Iraqi kids toil in Dickensian desperation
Thousands work long hours salvaging battlefield litter to support families
By Vivienne Walt, Chronicle Foreign Service
San Francisco Chronicle
Baghdad -- Karar Ali works each day in the molten 125-degree heat of Baghdad's summer amid a giant mound of discarded ammunition. He starts his job most days about 6 a.m. and often works until 5 p.m.
Karar is 9 years old.
For more than six weeks, he and his diminutive colleagues have chipped away at each bullet until the copper casing comes away from the lead. A large sack of copper chips fetches 3,000 dinars -- about $2.80.

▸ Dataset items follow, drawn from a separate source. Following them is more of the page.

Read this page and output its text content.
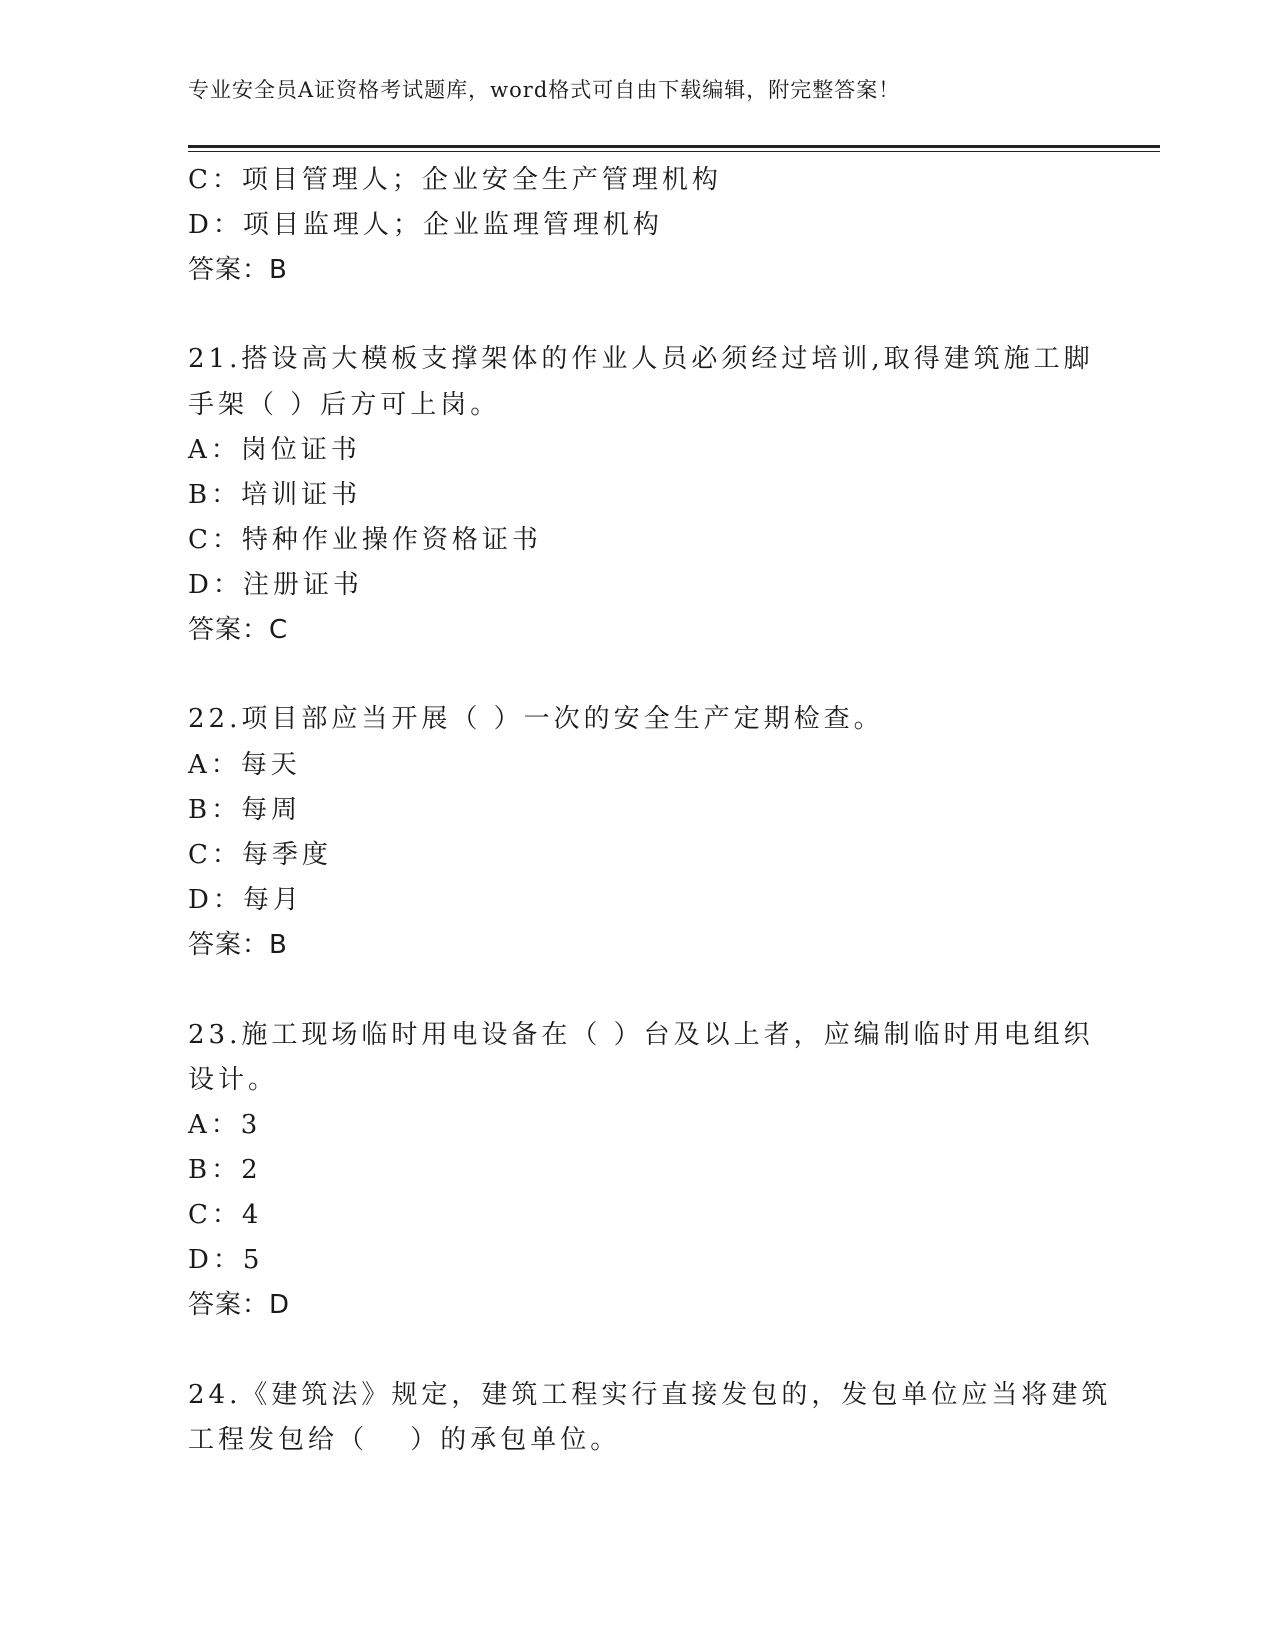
专业安全员A证资格考试题库，word格式可自由下载编辑，附完整答案！
C：项目管理人；企业安全生产管理机构
D：项目监理人；企业监理管理机构
答案：B
21.搭设高大模板支撑架体的作业人员必须经过培训,取得建筑施工脚
手架（ ）后方可上岗。
A：岗位证书
B：培训证书
C：特种作业操作资格证书
D：注册证书
答案：C
22.项目部应当开展（ ）一次的安全生产定期检查。
A：每天
B：每周
C：每季度
D：每月
答案：B
23.施工现场临时用电设备在（ ）台及以上者，应编制临时用电组织
设计。
A：3
B：2
C：4
D：5
答案：D
24.《建筑法》规定，建筑工程实行直接发包的，发包单位应当将建筑
工程发包给（　 ）的承包单位。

"I can fill half a sack if I stay here for a long day," Karar says, one pudgy hand clutching a Kalashnikov bullet that is searing hot to the touch.
"My mother says this is a good job. I give her all my earnings."
Hundreds of thousands of live bullets and spent shells have been gathered from the military camps of Iraq's crushed army and from the war litter strewn on Baghdad's sidewalks.
The sight of small boys in shorts and sandals squatting over piles of ammunition recalls the rigors of a medieval factory. But these working conditions are not startling in Iraq these days, according to child-welfare experts in Baghdad. The war's end has brought not only a seemingly bottomless supply of battlefield junk, it has lured perhaps thousands of children into arduous, and sometimes dangerous, jobs.